There's only one problem: the whole "limited court time" thing.
Seraphin did all this while playing just 14 minutes, one game after playing just eight minutes against Team USA. When he plays, he's really productive, but he's not on the court enough. It's easy to criticize France coach Vincent Collet for his lack of trust in Seraphin, and to a certain extent, those criticisms are valid.
But the real problem is that Seraphin is picking up fouls at an absurd rate thus far. He had four in 14 minutes on Tuesday, which was a performance that was somehow nearly twice as disciplined as the one he had against Team USA (four in eight minutes). While I do think Collet needs to do a better job of getting Seraphin on the court more, I can't blame him for being reluctant to trust someone who hurts his team so frequently with bad fouls.
So, is this a problem that could carry over into the NBA season?
To be fair to Seraphin, there are plenty of mitigating factors at play. FIBA games are called very differently than NBA games, and referees are generally much more inconsistent with their whistle, if you can believe it. We're also talking about a tiny sample size that may not be statistically relevant.

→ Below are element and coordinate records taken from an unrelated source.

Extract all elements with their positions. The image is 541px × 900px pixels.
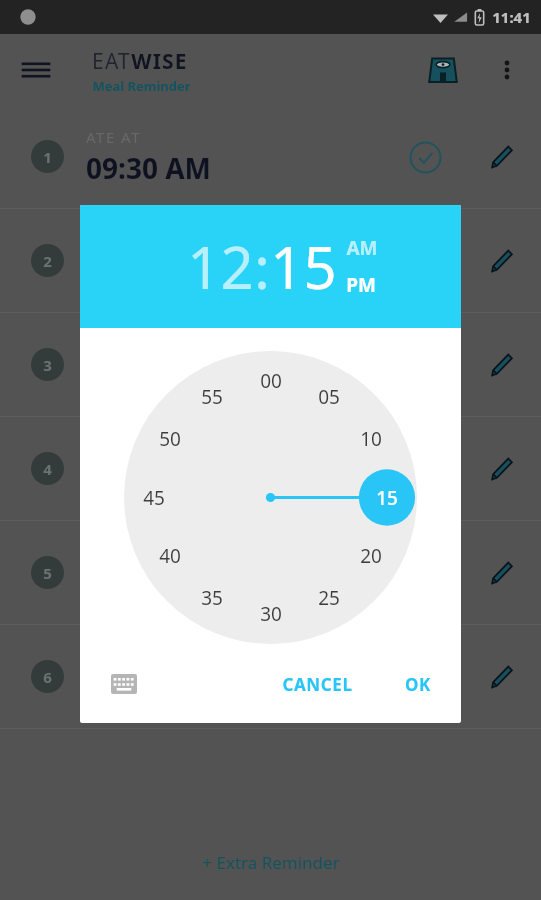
staticText: 09:30 AM <box>86 149 211 187</box>
staticText: 45 <box>143 485 165 511</box>
staticText: 25 <box>318 585 340 611</box>
staticText: OK <box>405 673 431 696</box>
button[interactable]: Edit reminder <box>479 655 523 699</box>
button[interactable]: AM <box>346 235 378 261</box>
staticText: 55 <box>201 384 223 410</box>
button[interactable]: Weight scale <box>421 48 465 92</box>
staticText: 11:41 <box>492 7 531 27</box>
staticText: 10 <box>360 426 382 452</box>
button[interactable]: 1 <box>0 105 541 208</box>
staticText: 6 <box>43 667 52 687</box>
button[interactable]: 12 <box>187 227 254 306</box>
staticText: 5 <box>43 563 52 583</box>
button[interactable]: CANCEL <box>268 664 367 705</box>
staticText: CANCEL <box>282 673 353 696</box>
staticText: 15 <box>376 485 398 511</box>
button[interactable]: 5 <box>0 521 541 624</box>
button[interactable]: 15 <box>270 227 337 306</box>
staticText: 40 <box>159 543 181 569</box>
staticText: 1 <box>43 147 52 167</box>
staticText: 2 <box>43 251 52 271</box>
button[interactable]: More options <box>485 48 529 92</box>
button[interactable]: Mark as done <box>403 135 447 179</box>
button[interactable]: 00 <box>124 351 417 644</box>
staticText: 12 <box>187 227 254 306</box>
staticText: 20 <box>360 543 382 569</box>
button[interactable]: 6 <box>0 625 541 728</box>
staticText: WISE <box>131 47 188 76</box>
staticText: Meal Reminder <box>92 77 191 95</box>
button[interactable]: PM <box>346 272 376 298</box>
button[interactable]: Switch to keyboard input <box>102 662 146 706</box>
staticText: 00 <box>260 368 282 394</box>
button[interactable]: + Extra Reminder <box>0 839 541 885</box>
button[interactable]: Edit reminder <box>479 239 523 283</box>
staticText: 30 <box>260 601 282 627</box>
button[interactable]: 4 <box>0 417 541 520</box>
staticText: 3 <box>43 355 52 375</box>
button[interactable]: Edit reminder <box>479 343 523 387</box>
button[interactable]: Edit reminder <box>479 135 523 179</box>
staticText: ATE AT <box>86 127 141 147</box>
button[interactable]: Open navigation menu <box>14 48 58 92</box>
button[interactable]: Edit reminder <box>479 551 523 595</box>
staticText: 05 <box>318 384 340 410</box>
staticText: AM <box>346 235 378 261</box>
staticText: 4 <box>43 459 52 479</box>
button[interactable]: 3 <box>0 313 541 416</box>
staticText: + Extra Reminder <box>202 851 340 874</box>
button[interactable]: Edit reminder <box>479 447 523 491</box>
button[interactable]: OK <box>391 664 445 705</box>
staticText: 50 <box>159 426 181 452</box>
staticText: 35 <box>201 585 223 611</box>
staticText: PM <box>346 272 376 298</box>
staticText: : <box>254 227 270 306</box>
button[interactable]: 2 <box>0 209 541 312</box>
staticText: EAT <box>92 47 131 76</box>
staticText: 15 <box>270 227 337 306</box>
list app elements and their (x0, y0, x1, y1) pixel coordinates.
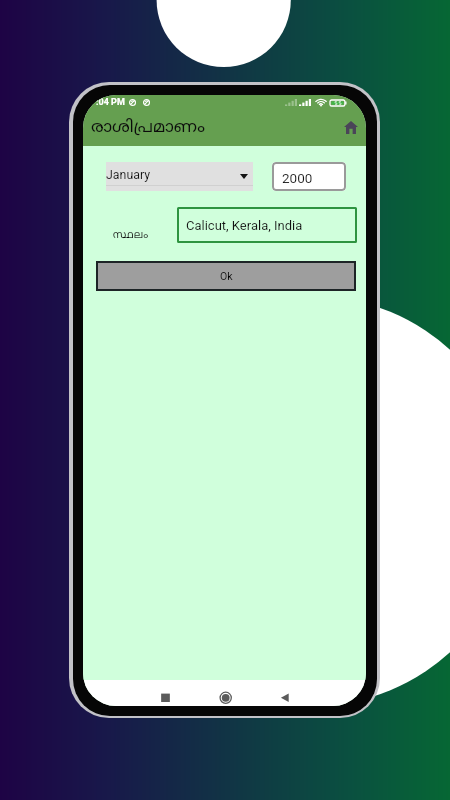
button[interactable]: Ok (96, 261, 356, 291)
staticText: :04 PM (96, 97, 125, 108)
button[interactable]: Home (340, 116, 362, 138)
button[interactable]: January (106, 162, 253, 191)
staticText: രാശിപ്രമാണം (91, 117, 205, 138)
staticText: സ്ഥലം (113, 228, 149, 242)
button[interactable]: Calicut, Kerala, India (177, 207, 357, 243)
staticText: 2000 (282, 170, 313, 186)
staticText: Ok (220, 270, 233, 282)
button[interactable]: 2000 (272, 162, 346, 191)
staticText: Calicut, Kerala, India (186, 218, 303, 233)
staticText: January (106, 167, 151, 182)
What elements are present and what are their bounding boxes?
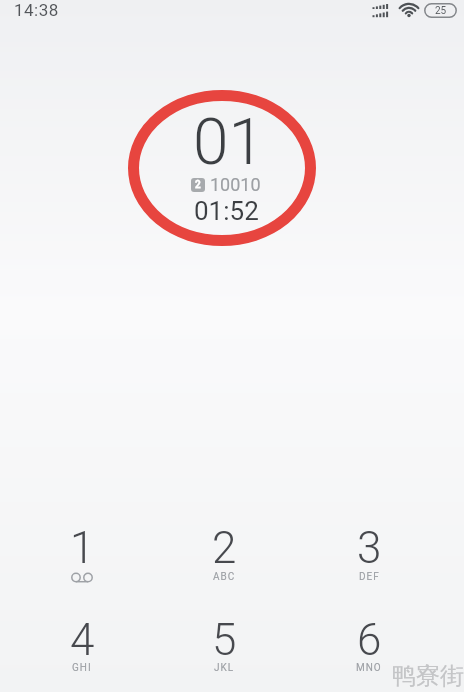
staticText: 14:38	[14, 0, 59, 20]
staticText: 5	[212, 614, 237, 666]
button[interactable]	[159, 609, 289, 689]
staticText: 10010	[210, 174, 261, 195]
staticText: ABC	[213, 571, 236, 583]
button[interactable]	[304, 609, 434, 689]
button[interactable]	[17, 609, 147, 689]
staticText: 4	[70, 614, 95, 666]
staticText: 2	[195, 179, 201, 191]
staticText: 01	[193, 105, 264, 180]
staticText: 6	[357, 614, 382, 666]
staticText: 3	[357, 522, 382, 574]
staticText: 01:52	[194, 196, 259, 226]
staticText: DEF	[359, 571, 380, 583]
staticText: 1	[70, 522, 95, 574]
staticText: 鸭寮街	[392, 661, 464, 691]
staticText: JKL	[214, 662, 235, 674]
staticText: 2	[212, 522, 237, 574]
staticText: GHI	[72, 662, 92, 674]
button[interactable]	[304, 517, 434, 597]
staticText: MNO	[356, 662, 382, 674]
button[interactable]	[159, 517, 289, 597]
staticText: 25	[435, 5, 447, 17]
button[interactable]	[17, 517, 147, 597]
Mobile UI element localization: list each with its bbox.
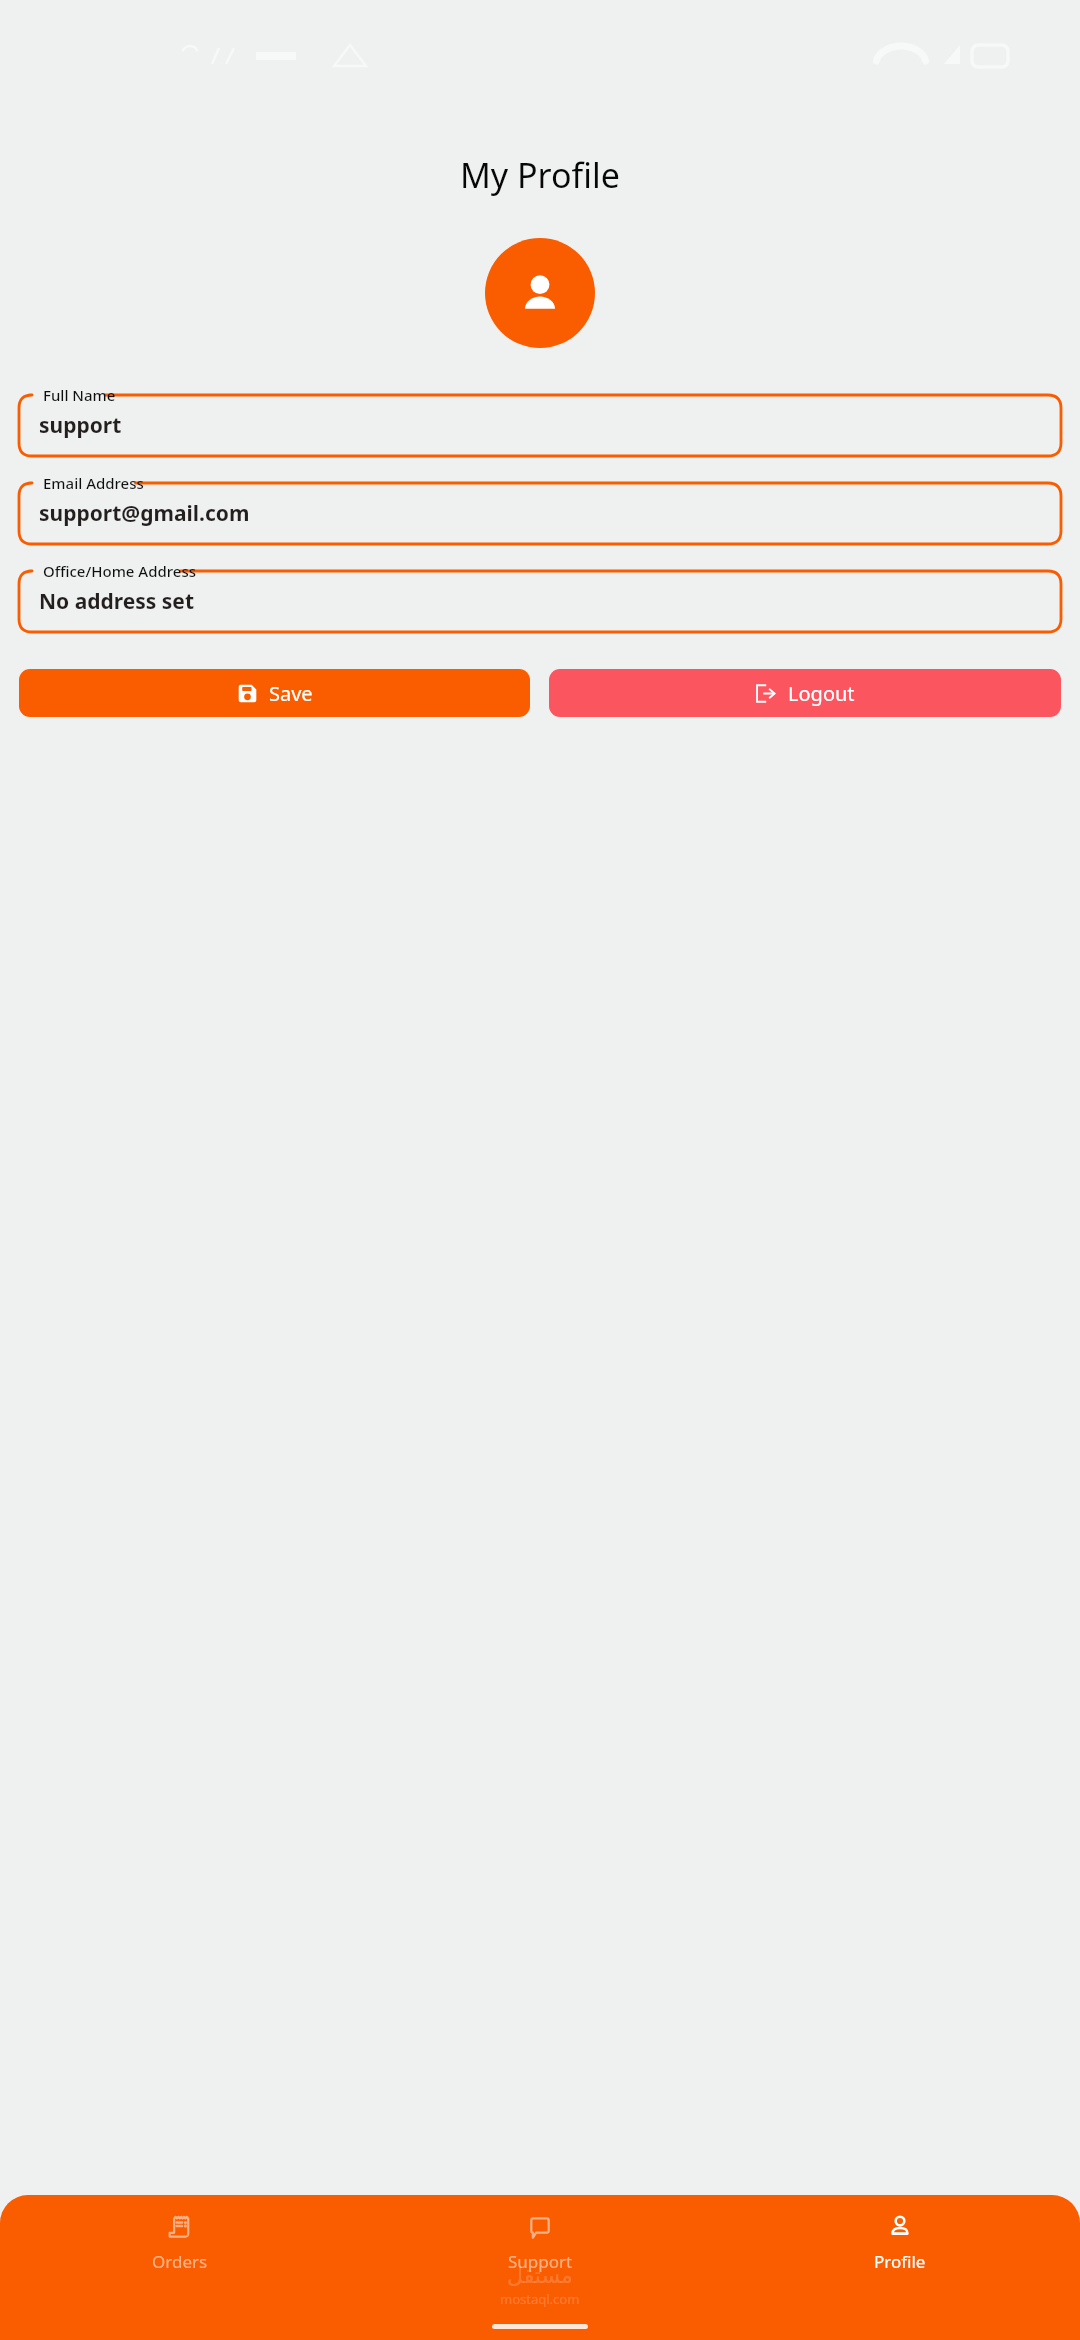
staticText: Orders — [152, 2250, 208, 2273]
button[interactable]: Support — [360, 2209, 720, 2276]
staticText: Full Name — [43, 385, 116, 405]
staticText: Email Address — [43, 473, 144, 493]
staticText: My Profile — [0, 152, 1080, 198]
staticText: Support — [508, 2250, 573, 2273]
staticText: Office/Home Address — [43, 561, 197, 581]
button[interactable]: Orders — [0, 2209, 360, 2276]
button[interactable]: Save — [19, 669, 530, 717]
button[interactable]: Full Name — [19, 390, 1061, 456]
staticText: Logout — [788, 680, 855, 707]
staticText: Profile — [874, 2250, 926, 2273]
button[interactable]: Email Address — [19, 478, 1061, 544]
button[interactable]: Office/Home Address — [19, 566, 1061, 632]
button[interactable]: Profile — [720, 2209, 1080, 2276]
button[interactable]: Logout — [549, 669, 1061, 717]
staticText: مستقل — [507, 2263, 573, 2289]
staticText: support@gmail.com — [39, 499, 250, 528]
staticText: mostaql.com — [500, 2290, 580, 2308]
staticText: support — [39, 411, 122, 440]
staticText: No address set — [39, 587, 195, 616]
button[interactable]: Change profile photo — [485, 238, 595, 348]
staticText: Save — [269, 680, 313, 707]
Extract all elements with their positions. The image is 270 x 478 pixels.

Still, it's enough to at least cause me to raise my eyebrows, if only because this is an area in which Seraphin made significant strides last year. As a rookie, Seraphin was a fouling magnet, averaging more than seven infractions per 36 minutes. I don't care how good the rest of your per-36 numbers are if you're fouling that frequently, because you'll never stay on the floor to make that production count. Last year, though, Seraphin shaved his average down to just over four fouls per 36 minutes, a huge reduction when one considers his increased responsibility and court time.
Given that improvement, the last thing the Wizards want is any sort of reversion. That's why it was concerning to see Seraphin commit some bad fouls against Argentina. On his first defensive possession, he held Manu Ginobili on a pick and roll to save himself from being out of position trying to stop Ginobili from getting to his left hand. His second foul came on the very next sequence when he grabbed Andres Nocioni with both hands as he tried to set a screen. His third foul was an iffy call trying to fight for position with Luis Scola in the third quarter, but he also got away with shoving his elbows out while setting a screen less than a minute before that. Those are plays that illustrate poor judgment, and Seraphin needs to make sure he cuts those out.
Last year, he did cut those out in the NBA, and it led to tremendous growth. The only way he takes another step forward is if he permanently removes them. While it's far too early to be too concerned, it is something worth watching as Seraphin tries to maintain the momentum he gained at the end of last season.